Mr. Clinton, who got caught in a lie when he told the nation he didn't have sexual relations with a White House intern, said he views the television career of Mr. Morris, who left the administration in 1996 due to his own sex scandal, as "a game."
"When Dick first started going on television … he used to call somebody here in the office and apologize in advance and just say, 'You know, I've got to do this, it's the only way I can get on television,' " Mr. Clinton said. "It's a game. I know that. And so it's hard for me to take it seriously. I think that a lot of the things that he has said he knows downright aren't true, and I feel bad for him because I think you pay a terrible price when you do that over and over and over again."
Asked about his biggest disappointment in office, Mr. Clinton ignored his impeachment of one year ago.

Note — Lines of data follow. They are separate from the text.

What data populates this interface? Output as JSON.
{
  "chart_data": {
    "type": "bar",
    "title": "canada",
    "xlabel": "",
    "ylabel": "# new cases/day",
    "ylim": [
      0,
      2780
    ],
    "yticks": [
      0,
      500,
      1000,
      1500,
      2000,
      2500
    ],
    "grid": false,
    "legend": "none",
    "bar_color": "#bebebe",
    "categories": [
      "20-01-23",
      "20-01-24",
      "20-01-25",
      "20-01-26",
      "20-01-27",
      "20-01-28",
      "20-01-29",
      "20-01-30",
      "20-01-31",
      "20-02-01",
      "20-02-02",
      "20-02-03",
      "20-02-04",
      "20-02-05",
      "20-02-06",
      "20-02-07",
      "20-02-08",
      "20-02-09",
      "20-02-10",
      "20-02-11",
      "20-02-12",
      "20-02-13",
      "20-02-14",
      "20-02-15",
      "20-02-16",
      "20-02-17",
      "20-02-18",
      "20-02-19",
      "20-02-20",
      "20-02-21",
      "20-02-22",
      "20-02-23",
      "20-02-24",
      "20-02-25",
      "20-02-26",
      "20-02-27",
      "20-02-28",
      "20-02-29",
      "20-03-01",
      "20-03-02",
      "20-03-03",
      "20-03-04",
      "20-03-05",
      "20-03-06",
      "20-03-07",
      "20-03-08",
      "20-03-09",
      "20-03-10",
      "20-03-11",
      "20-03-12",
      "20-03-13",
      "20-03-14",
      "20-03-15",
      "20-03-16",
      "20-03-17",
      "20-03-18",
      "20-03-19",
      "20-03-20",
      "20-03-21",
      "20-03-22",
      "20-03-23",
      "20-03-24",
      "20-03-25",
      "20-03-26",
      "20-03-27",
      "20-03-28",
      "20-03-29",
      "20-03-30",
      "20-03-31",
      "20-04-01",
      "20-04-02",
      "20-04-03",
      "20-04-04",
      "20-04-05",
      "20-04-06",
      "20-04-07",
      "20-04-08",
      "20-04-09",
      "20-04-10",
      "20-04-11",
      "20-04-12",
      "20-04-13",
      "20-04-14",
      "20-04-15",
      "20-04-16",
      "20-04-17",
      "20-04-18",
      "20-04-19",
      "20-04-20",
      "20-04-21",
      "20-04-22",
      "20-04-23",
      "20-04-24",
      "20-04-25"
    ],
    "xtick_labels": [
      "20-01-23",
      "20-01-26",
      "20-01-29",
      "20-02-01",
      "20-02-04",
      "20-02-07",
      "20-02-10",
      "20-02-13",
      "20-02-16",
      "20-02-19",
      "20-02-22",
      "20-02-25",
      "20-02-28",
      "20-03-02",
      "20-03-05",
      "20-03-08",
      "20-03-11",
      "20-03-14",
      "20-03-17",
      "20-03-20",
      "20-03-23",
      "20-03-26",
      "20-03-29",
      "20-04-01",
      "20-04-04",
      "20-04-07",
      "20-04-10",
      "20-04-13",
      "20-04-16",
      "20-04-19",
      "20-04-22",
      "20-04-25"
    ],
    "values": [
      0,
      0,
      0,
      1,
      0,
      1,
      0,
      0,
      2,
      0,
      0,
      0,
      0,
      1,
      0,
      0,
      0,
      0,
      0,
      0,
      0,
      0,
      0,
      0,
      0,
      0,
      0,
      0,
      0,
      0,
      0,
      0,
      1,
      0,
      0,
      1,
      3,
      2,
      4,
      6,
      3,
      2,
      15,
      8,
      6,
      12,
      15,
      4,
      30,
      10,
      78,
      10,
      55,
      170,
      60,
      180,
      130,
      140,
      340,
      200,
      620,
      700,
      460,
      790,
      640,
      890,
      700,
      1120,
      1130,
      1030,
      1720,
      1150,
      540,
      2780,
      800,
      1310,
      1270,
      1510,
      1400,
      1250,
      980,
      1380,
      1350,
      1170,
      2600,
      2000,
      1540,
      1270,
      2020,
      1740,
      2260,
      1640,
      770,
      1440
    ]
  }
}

"I don't know what the biggest disappointment is," he told Mr. King. "I'm sorry we were not able to have more progress in health care… . I feel very good about what's happened these last six years."
The president said the Senate candidacy of Mrs. Clinton is a "gift" to New Yorkers and the rest of the country.
"I've never known anybody, ever, who had her combination of intellect and passion and organizing ability, and absolutely consuming devotion to public service," he said.
And he revealed a little secret: Republican presidential candidate Steve Forbes once gave him a letter written by an angry President Harry Truman to a critic.
"One of the great little stories of my presidency is Steve Forbes gave me that letter that Truman wrote," Mr. Clinton said. "I've always been grateful to him."